American record label

50 Records was a record label based in Minneapolis which was co-founded in 2006 by Drew Pearson, Dylan Ohm, and Deb Ward-Ingstad. Ward-Ingstad also owns several radio stations in the southern United States and was the label's CEO. Artists on their roster included Minneapolis indie rock band White Light Riot and Elevation.
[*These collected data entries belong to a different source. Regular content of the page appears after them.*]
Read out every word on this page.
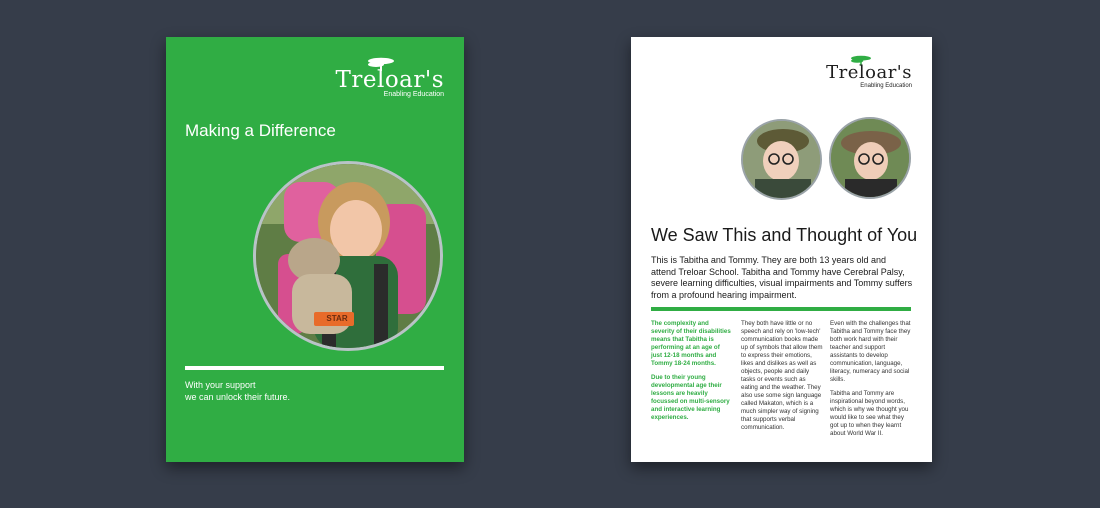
Treloar's
Enabling Education
Making a Difference
STAR
With your support
we can unlock their future.
Treloar's
Enabling Education
We Saw This and Thought of You
This is Tabitha and Tommy. They are both 13 years old and attend Treloar School. Tabitha and Tommy have Cerebral Palsy, severe learning difficulties, visual impairments and Tommy suffers from a profound hearing impairment.

The complexity and severity of their disabilities means that Tabitha is performing at an age of just 12-18 months and Tommy 18-24 months.

Due to their young developmental age their lessons are heavily focussed on multi-sensory and interactive learning experiences.

They both have little or no speech and rely on 'low-tech' communication books made up of symbols that allow them to express their emotions, likes and dislikes as well as objects, people and daily tasks or events such as eating and the weather. They also use some sign language called Makaton, which is a much simpler way of signing that supports verbal communication.

Even with the challenges that Tabitha and Tommy face they both work hard with their teacher and support assistants to develop communication, language, literacy, numeracy and social skills.

Tabitha and Tommy are inspirational beyond words, which is why we thought you would like to see what they got up to when they learnt about World War II.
Both bands charted nationally on all three charts at specialty radio receiving high rotation on college radio.

==Activities==
50 Records partnered with Zude and hosted an event at the 2008 SXSW music festival in Austin, Texas. 50 Records/50 Entertainment were major contributors in organizing the 10,000 Lakes Festival (10KLF) in Detroit Lakes, Minnesota in 2008, primarily in relation to the related Cosmic Break Tour.

A full-length album from Elevation was released in August 2008 by 50 Records/Sony RED. 50 Records album releases have been in collaboration with engineer Adam Ayan (The Rolling Stones, Nirvana), producer Mark Endert (Madonna, Maroon 5), engineer Bob Ludwig, and Dan Hannon (Manchester Orchestra).

Artists represented by 50 Records have been featured in the New York Post, National Public Radio and almost every news and arts publication with local coverage in Minnesota receiving positive reviews. 50 Records produced a charitable compilation album for Faith's Lodge called Hope Rocks. Faith's Lodge has received national recognition on The Today Show and local Minneapolis support from WCCO-TV.